New York is 53-31 since June 12, the best record in the majors during that span. The Mets were tied with rival Atlanta for the last National League playoff spot as they opened their final homestand of the season Monday night against Washington.

The new Grimace seat in the second deck in right field — located in row 6, seat 12 to signify 6/12 on the calendar — was brought into the Shannon Forde press conference room Monday afternoon.
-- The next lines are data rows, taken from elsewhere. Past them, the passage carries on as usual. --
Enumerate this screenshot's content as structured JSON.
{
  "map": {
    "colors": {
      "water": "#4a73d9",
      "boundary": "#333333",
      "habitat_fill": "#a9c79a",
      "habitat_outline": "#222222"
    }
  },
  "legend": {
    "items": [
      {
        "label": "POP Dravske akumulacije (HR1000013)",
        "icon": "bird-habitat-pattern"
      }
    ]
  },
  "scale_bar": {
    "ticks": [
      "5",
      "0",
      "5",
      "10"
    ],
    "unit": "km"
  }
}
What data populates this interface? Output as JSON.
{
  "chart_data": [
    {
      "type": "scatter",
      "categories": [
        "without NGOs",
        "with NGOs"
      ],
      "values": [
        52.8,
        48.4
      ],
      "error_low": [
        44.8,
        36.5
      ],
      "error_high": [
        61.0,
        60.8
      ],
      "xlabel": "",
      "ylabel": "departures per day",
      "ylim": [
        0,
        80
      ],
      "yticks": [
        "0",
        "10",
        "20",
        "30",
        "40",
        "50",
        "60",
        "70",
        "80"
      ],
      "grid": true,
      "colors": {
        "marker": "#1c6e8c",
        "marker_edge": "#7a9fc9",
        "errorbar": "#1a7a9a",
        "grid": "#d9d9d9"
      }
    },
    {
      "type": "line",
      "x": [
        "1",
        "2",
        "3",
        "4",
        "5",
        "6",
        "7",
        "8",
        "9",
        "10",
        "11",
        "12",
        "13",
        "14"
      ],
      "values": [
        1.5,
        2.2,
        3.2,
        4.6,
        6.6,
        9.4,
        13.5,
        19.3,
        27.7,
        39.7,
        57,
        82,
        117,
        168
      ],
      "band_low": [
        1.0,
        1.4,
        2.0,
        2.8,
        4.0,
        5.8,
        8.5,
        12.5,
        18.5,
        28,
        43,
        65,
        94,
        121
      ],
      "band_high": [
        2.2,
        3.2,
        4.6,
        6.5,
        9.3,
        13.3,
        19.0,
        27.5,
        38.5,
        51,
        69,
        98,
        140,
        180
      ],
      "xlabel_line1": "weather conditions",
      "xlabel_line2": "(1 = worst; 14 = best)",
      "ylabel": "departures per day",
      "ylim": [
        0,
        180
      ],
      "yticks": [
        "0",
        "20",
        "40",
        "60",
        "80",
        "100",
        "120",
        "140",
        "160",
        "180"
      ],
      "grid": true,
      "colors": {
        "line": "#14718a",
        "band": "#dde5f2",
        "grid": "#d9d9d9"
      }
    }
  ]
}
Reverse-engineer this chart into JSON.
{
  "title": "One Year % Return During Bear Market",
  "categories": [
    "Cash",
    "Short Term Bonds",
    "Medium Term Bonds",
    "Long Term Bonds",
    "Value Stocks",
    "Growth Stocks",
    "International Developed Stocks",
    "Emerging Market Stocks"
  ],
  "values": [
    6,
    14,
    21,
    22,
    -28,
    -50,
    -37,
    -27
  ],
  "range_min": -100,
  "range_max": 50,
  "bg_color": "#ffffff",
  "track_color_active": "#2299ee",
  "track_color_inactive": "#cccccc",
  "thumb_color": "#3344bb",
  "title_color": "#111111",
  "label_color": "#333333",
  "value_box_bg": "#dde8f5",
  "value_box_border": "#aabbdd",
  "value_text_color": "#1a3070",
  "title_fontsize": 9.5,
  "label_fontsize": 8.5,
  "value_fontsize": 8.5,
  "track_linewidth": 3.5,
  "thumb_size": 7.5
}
The character posed next to the chair and with fans who strolled into the room.

The seat is available for purchase for each of the Mets’ remaining home games.

“It’s been great to see how our fanbase created the Grimace phenomenon following his first pitch in June and in the months since,” Mets senior vice president of partnerships Brenden Mallette said in a news release. “As we explored how to further capture the magic of this moment and celebrate our new celebrity fan, installing a commemorative seat ahead of fan appreciation weekend felt like the perfect way to give something back to the fans in a fun and unique way.”

Up in Boston, the famous Ted Williams seat is painted bright red among rows of green chairs deep in the right-field stands at Fenway Park to mark where a reported 502-foot homer hit by the Hall of Fame slugger landed in June 1946.

So, does this catapult Grimace into Splendid Splinter territory?

“I don’t know if we put him on the same level,” Mets executive vice president and chief marketing officer Andy Goldberg said with a grin.

“It’s just been a fun year, and at the same time, we’ve been playing great ball. Ever since the end of May, we have been crushing it,” he explained. “So I think that added to the mystique.”